Government May Help Baby Couple Wanted Surrogate to Abort Because He Had Down Syndrome

International   |   Steven Ertelt   |   Aug 5, 2014   |   11:04AM   |   Washington, DC

The Australian government may intervene to save a baby who is getting international media attention because a couple who paid a surrogate to carry their twin babies to term wanted him to be aborted after they found out he had Down Syndrome. reported on the tragic story last week about the Australian couple who was paying a woman from Thailand to carry their twin unborn babies as a surrogate and who asked the woman to abort one of the babies because testing had revealed one of the babies has Down Syndrome.

gammy3The couple enlisted the woman, whose family was heavily in debt, to become their surrogate and to use IVF to become pregnant. She was subsequently found to be pregnant with twins but the initial joy turned to rejection when testing showed a boy nicknamed Gammy was diagnosed with Down Syndrome.

The couple wanted the mother to have an abortion, but she refused and eventually gave birth to Gammy and his twin sister in Bangkok. The couple then refused to take Gammy back with them to Australia and left him in Thailand

A campaign to pay Gammy’s medical bills and provide support for him is spreading worldwide. And now, the Australian government may intervene.

Seven-month-old Gammy, who was born with Down syndrome and a congenital heart condition, is being cared for by his young Thai surrogate mother after his Australian biological parents left him behind in Thailand, taking home only his healthy twin sister.

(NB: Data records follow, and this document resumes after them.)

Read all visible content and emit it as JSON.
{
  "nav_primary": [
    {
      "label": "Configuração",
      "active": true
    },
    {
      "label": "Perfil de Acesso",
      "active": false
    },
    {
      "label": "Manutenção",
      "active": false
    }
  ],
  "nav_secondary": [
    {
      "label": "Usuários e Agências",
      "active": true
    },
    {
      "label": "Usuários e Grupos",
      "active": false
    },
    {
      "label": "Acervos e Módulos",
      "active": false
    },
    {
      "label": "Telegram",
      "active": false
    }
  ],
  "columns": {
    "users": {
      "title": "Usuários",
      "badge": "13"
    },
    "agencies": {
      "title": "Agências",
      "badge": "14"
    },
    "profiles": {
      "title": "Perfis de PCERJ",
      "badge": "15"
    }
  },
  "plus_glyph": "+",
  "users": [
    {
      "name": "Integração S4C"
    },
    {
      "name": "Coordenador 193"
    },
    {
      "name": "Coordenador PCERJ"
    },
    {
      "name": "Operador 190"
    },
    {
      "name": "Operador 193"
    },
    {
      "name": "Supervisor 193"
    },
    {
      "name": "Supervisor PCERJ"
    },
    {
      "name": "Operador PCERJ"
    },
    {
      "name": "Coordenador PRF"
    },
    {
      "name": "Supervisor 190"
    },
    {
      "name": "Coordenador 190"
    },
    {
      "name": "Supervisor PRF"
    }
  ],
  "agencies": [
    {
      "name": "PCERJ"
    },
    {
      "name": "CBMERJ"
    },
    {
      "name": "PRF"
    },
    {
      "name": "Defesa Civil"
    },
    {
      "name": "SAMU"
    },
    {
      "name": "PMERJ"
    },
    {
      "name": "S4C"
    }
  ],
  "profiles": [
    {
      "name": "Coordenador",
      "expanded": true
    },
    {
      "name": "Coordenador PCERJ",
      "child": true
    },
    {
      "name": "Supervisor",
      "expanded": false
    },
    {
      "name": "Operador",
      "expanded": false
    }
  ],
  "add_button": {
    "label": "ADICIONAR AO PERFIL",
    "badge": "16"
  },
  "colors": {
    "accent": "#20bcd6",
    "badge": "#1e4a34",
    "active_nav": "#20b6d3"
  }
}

Now the Australian government says it is considering intervening in the case, with the country’s immigration minister saying Monday that the little blond, brown-eyed boy might be entitled to Australian citizenship.

Pattaramon Chanbua, a 21-year-old food vendor who has two young children of her own, says she met the Australian couple only once, when the babies were born, and knew only that they lived in Western Australia state. The couple has not been publicly identified.

Australian Immigration Minister Scott Morrison called Pattaramon “an absolute hero” and “a saint,” but said the law surrounding the case “is very, very murky.”

“We are taking a close look at what can be done here, but I wouldn’t want to raise any false hopes or expectations,” Morrison told Sydney Radio 2GB. “We are dealing with something that has happened in another country’s jurisdiction.”

Morrison’s office later said in a statement that “the child may be eligible for Australian citizenship,” though it did not elaborate. Australian citizens are entitled to free health care in Australia.

Meanwhile, the couple still hasn’t fully paid Chanbua, who needs money to provide care for Gammy.

Pattaramon was promised 300,000 baht ($9,300) by a surrogacy agency in Bangkok, Thailand’s capital, to be a surrogate for the Australian couple, but says she has not been fully paid since the babies were born last December.

She said the agency knew about Gammy’s condition four or five months after she became pregnant but did not tell her. It wasn’t until the seventh month of her pregnancy that the doctors and the agency told her the twin boy had Down syndrome and suggested that she abort the fetus.

Pattaramon recalled strongly rejecting the idea, believing that having an abortion would be sinful. “I asked them, ‘Are you still humans?’ I really wanted to know,” she said.

Pattaramon, who has a 6-year-old son and a 3-year-old daughter, has had to take a break from her job to care for little Gammy. She says she approached the Thai surrogacy agency on Facebook early last year because she needed money to care for her children and pay off debts. She said she plans to file a complaint with Thai police to get the rest of the unpaid compensation money from the agency.

This issue goes much further and it highlights the issue of aborting babies with Down Syndome.

LifeNews has reported frequently on the high percentage of babies who become victims of abortion.Sometimes our articles may appear as if they’re focusing on “what if” scenarios. Sadly, this story happens all too often and here is another “what is.”

This story also highlights the problem of “designer babies”, where babies are simply not wanted if they are deemed “less than perfect” and the inequalities involved in surrogacy itself.

The Thai woman in this case was said to be very unaware of what was involved, needing to have the IVF procedure explained to her at the outset.This kind of arrangement leads to the exploitation of poor, uneducated women by those who want babies via surrogacy.